1. Containing quaterpolymers

a) 40 to 95% by weight of a conjugated diene, b) 1 to 30% by weight of a vinyl-substituted aromatic, c) 1 to 30% by weight of an olefinically unsaturated nitrile and d) 0.1 to 20% by weight % of a hydroxyl or epoxy group-containing vinyl monomer,

where components a) to d) add up to 100% by weight in each case.

2. A process for the preparation of the quaterpolymers according to claim 1, characterized in that the polymerization of the monomers a) to d) is carried out in emulsion.

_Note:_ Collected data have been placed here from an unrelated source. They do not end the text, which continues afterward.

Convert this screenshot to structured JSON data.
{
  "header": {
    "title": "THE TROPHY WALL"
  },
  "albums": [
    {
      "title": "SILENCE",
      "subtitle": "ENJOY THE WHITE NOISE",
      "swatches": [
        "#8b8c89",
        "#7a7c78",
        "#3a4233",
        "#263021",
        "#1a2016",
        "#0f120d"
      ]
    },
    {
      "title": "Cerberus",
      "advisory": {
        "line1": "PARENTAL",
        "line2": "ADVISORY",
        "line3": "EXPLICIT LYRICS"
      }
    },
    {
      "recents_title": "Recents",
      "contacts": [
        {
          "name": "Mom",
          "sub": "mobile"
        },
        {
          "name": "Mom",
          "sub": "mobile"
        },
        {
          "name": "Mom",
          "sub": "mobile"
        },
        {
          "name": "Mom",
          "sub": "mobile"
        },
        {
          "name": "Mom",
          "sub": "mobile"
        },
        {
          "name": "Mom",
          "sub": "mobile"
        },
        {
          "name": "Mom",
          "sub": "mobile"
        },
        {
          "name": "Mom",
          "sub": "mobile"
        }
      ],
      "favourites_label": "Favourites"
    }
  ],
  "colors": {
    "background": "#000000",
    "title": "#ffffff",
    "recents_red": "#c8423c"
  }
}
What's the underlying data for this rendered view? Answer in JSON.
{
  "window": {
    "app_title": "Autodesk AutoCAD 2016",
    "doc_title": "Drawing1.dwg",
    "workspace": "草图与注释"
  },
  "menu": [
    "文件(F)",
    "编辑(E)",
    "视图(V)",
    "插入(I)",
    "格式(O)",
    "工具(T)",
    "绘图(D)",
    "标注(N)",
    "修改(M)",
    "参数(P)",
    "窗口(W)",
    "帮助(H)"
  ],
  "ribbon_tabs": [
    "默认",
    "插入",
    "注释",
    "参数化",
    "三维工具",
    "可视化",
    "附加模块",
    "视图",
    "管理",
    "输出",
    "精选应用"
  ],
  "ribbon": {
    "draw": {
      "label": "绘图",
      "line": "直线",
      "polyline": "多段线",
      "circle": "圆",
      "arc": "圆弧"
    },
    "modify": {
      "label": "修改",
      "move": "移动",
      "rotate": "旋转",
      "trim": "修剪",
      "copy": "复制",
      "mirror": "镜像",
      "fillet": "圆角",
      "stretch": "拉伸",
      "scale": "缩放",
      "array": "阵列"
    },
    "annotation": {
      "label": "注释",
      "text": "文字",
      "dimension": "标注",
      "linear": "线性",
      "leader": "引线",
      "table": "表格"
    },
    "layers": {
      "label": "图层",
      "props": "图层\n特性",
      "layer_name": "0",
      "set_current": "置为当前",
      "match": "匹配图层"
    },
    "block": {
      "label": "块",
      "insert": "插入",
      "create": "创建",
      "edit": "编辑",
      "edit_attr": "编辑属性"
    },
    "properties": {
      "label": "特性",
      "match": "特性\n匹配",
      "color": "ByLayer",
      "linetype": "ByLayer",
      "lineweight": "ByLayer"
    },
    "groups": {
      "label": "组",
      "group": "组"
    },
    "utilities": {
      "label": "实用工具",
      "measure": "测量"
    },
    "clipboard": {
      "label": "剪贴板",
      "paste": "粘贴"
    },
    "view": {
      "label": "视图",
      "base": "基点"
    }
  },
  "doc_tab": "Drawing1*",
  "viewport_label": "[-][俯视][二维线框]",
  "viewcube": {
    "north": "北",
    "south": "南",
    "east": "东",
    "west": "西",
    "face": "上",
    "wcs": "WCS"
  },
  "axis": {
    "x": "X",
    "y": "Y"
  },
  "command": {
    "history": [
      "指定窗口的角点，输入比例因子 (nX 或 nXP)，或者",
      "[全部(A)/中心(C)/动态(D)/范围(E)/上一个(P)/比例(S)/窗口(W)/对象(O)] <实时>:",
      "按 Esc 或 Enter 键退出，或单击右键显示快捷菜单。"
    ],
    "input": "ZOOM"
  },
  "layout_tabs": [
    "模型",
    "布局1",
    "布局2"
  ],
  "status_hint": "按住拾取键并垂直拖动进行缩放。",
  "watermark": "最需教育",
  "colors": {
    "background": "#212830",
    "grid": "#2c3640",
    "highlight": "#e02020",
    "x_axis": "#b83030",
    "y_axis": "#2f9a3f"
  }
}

3. Use of the quaterpolymers according to claim 1 for the production of moldings of all kinds.

4. rubber mixtures containing the quaterpolymers according to claim 1 and other natural or synthetic rubbers or mixtures of natural or synthetic rubbers and optionally fillers, crosslinking agents and other auxiliaries which improve the rubber properties.

5. Use of the rubber mixtures according to claim 4 for the production of

Shaped bodies of all kinds.

6. Rubber molded article, characterized in that it is made using the

Quaterpolymers according to claim 1 or the rubber mixtures according to claim 4 have been produced in a shaping manner by vulcanization.